José María Ruiz Soroa-El Correo

  • El peligro de las normas ‘declamativas de buenas intenciones’ está más en lo que no dicen que en lo que proclaman

Vaya por delante nuestra satisfacción cordial por el cambio terminológico de la Constitución que han logrado por fin las personas afectadas por una discapacidad. Si ellas, que son las destinatarias de la norma jurídica en cuestión, se sienten más cómodas y mejor definidas por los nuevos términos, bienvenido sea el cambio.

Ahora bien, la empatía humana con estas personas no puede llegar a tanto como ignorar las reglas de la semántica. Y en este sentido conviene observar que el término discapacidad es un trasunto casi exacto del anterior de disminuido físico o sensorial, con lo que el cambio es más ilusorio que otra cosa.

En efecto, el prefijo ‘dis’ (que viene tanto del griego como del latín) significa negación o contrariedad con el término principal al que antecede, como en dis-cordancia, dis-culpa o dis-conformidad, o bien implica dificultad o anomalía como en dis-lexia o dis-pepsia. En todo caso, es un prefijo que implica una negación o una resta por lo menos parcial del término principal, de forma que disminuye su alcance o limita su valor. Que es exactamente lo mismo que pretendía el término anterior y hoy abominado de ‘disminuido’, que denotaba la pérdida parcial de una capacidad o valía normal de las personas, al igual que el más antiguo aún de ‘minusválido’, hoy casi blasfemia.

La discriminación de las «personas mayores» no vende y los poderes públicos no la admiten como tal

En realidad, es curioso recordarlo, lo que sucede con ciertos términos de uso normal es que su contenido semántico (la realidad a la que se refieren), por ser de carácter o valor negativo, termina por contaminar al término mismo (al signo), de manera que socialmente termina por considerarse como negativo o insultante el término mismo, y no ya la realidad que indica.

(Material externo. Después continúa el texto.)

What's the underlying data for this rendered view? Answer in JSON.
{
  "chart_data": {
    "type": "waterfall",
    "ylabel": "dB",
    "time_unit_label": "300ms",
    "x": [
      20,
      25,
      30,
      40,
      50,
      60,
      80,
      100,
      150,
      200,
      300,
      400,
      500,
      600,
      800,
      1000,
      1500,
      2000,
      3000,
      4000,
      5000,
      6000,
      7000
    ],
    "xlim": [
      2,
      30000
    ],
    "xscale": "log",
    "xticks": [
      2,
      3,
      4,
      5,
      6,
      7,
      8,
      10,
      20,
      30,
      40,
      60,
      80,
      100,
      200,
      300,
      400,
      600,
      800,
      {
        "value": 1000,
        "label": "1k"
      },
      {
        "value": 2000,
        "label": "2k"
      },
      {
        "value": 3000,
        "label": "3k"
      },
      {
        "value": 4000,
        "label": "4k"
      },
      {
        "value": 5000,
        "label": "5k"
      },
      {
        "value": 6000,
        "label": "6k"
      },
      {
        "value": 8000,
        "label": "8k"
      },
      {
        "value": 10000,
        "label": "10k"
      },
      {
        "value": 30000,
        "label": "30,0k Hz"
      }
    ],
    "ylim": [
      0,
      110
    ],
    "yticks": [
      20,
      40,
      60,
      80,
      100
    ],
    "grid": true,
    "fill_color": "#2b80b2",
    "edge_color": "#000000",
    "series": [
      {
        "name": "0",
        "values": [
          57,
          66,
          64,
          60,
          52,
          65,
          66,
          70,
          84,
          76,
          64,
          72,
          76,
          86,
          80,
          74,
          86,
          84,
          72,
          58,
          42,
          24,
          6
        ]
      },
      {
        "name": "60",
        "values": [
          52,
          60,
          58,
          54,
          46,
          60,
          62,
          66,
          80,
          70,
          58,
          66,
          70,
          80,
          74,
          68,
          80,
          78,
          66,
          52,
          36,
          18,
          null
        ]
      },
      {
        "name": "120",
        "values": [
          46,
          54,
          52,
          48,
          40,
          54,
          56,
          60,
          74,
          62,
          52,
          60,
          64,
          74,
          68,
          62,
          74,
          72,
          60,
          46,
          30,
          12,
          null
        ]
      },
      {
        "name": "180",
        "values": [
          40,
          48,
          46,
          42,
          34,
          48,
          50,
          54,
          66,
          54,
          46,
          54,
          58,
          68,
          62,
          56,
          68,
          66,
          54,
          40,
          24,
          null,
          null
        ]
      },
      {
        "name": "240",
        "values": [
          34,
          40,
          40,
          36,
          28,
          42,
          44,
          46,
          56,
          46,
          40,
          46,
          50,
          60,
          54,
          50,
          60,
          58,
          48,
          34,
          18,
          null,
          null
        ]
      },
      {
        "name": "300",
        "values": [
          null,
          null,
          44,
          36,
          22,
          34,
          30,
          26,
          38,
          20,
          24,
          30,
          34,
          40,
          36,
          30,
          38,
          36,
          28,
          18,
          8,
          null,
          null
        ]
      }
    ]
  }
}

Es un fenómeno bien conocido por los lingüistas, que tiene una de sus más patentes demostraciones en el cambio constante de los nombres usados para designar el lugar donde los seres humanos defecamos. Cualquiera que se haya adoptado ha sido posteriormente abandonado y sustituido porque ‘sonaba mal’ o ‘era demasiado crudo’. Así con letrina, retrete, wáter o servicio, hasta terminar por llamar ‘baño’ a lo que no lo es para nada. Y en este sentido podemos adelantar con seguridad que, en unos años, el término de «personas con discapacidad» será rechazado como oprobioso y negativo, y se sustituirá por otro más pretendidamente ‘neutro’. ¿Quizás el de ‘personas con diferencias funcionales’, dado el predicamento del que goza la diferencia?

Mayores reparos suscita al crítico la mención específica incluida ahora en el texto de la Constitución a «los menores y las mujeres» cuyas necesidades específicas como personas discapacitadas deberán ser tenidas en cuenta por los poderes públicos. Dado que la protección de la mujer y la de los menores son políticas transversales en el sistema jurídico español, mediante medidas de discriminación positiva, no se comprende bien (salvo que se trate de un brindis mediático a la corrección del discurso) que se cite expresamente esa protección en cada una de las políticas públicas, como si fuera necesario repetirlo hasta la estupidez.

El término «personas con discapacidad» será sustituido por otro más pretendidamente neutro en unos años

Y, sobre todo, sucede que el peligro de este tipo de normas ‘declamativas de buenas intenciones’ está más en lo que omiten, lo que no dicen, que en lo que proclaman. Porque si reflexionamos un poco sobre cuáles son las personas con discapacidad que requieren de una protección especial, la respuesta será casi inmediata: los viejos, unas personas para las cuales su propia condición es ya de por sí una discapacidad en muchas ocasiones. ¡No digamos si añaden otra específica!

Y, sin embargo, misteriosamente, los viejos (o «personas mayores» si prefieren el nirvana semántico al uso) no han sido tenidos en cuenta como merecedores de un trato especial -seguramente porque es una discriminación que no vende y que los poderes públicos no admiten como tal-. ¡Ellos que quieren tanto a «nuestros mayores», sobre todo si están infantilizados!